According to FINRA, PFS Investments Inc. was censured and fined $60,000 on July 12, 2024, for failing to establish, maintain, and enforce a supervisory system reasonably designed to achieve compliance with FINRA rules regarding outside business activities.
The firm was on notice that three of its registered representatives co-owned and operated an outside business activity. Although the firm maintained written supervisory procedures requiring representatives to disclose outside business activities in writing consistent with FINRA Rule 3270, the firm did not enforce that requirement. The firm instructed the representatives that they could no longer remain associated with it unless they terminated their involvement with the outside business activity.
However, the three representatives continued actively working on the outside business activity, and the business continued to make significant sales to its customers. Despite this, the representatives did not immediately leave the firm, nor did the firm ever require them to provide written notice of their involvement with the outside business activity. During a nearly two-year period, hundreds of customers purchased approximately $33 million in e-commerce storefronts and digital real estate from the outside business activity.

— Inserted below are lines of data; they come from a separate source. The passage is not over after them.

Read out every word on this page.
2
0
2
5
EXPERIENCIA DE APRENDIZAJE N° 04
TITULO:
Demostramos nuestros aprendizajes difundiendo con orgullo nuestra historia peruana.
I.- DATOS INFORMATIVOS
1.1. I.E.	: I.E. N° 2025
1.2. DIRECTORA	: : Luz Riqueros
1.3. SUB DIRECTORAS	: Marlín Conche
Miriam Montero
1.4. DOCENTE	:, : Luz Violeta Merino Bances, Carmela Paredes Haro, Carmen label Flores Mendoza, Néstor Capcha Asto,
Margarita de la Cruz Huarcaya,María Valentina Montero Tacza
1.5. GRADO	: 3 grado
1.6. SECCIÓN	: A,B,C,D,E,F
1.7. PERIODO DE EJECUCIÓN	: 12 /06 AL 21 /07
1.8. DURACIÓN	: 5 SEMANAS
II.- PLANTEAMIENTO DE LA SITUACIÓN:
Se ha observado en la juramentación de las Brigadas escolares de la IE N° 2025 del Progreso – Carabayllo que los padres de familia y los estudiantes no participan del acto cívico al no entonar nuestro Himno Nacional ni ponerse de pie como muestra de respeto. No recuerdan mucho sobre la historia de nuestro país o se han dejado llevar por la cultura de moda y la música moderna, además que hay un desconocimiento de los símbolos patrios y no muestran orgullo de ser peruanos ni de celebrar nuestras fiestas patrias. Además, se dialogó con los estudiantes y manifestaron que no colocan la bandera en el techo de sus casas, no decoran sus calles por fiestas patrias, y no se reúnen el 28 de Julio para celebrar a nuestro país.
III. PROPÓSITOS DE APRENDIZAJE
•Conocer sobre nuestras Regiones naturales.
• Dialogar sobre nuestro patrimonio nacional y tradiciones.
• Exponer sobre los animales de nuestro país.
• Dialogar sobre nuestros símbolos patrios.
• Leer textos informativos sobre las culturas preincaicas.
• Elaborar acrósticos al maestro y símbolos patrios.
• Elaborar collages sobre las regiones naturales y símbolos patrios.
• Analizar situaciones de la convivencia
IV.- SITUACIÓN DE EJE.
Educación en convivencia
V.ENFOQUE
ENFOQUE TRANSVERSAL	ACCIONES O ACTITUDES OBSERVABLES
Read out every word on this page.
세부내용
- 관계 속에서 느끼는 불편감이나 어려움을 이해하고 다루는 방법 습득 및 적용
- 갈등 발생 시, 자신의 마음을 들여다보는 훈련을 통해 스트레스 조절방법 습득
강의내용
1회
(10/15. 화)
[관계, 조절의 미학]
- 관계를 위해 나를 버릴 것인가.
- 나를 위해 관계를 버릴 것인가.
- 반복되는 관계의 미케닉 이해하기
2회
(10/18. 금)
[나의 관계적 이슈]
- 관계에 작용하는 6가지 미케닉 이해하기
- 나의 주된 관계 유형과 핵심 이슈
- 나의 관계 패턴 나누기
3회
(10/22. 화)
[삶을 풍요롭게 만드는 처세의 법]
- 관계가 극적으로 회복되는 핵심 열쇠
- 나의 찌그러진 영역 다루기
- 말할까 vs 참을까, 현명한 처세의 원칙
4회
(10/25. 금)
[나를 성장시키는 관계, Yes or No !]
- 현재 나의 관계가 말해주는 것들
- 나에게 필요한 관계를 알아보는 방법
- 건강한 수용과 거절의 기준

This case highlights the critical importance of firms properly supervising and enforcing their policies regarding outside business activities. FINRA Rule 3270 requires registered representatives to provide written notice to their firm before engaging in any outside business activity, which allows the firm to evaluate potential conflicts of interest and ensure proper supervision. Investors should be aware that their registered representatives must disclose outside business activities to their firms, and undisclosed activities may indicate inadequate supervision or potential conflicts of interest.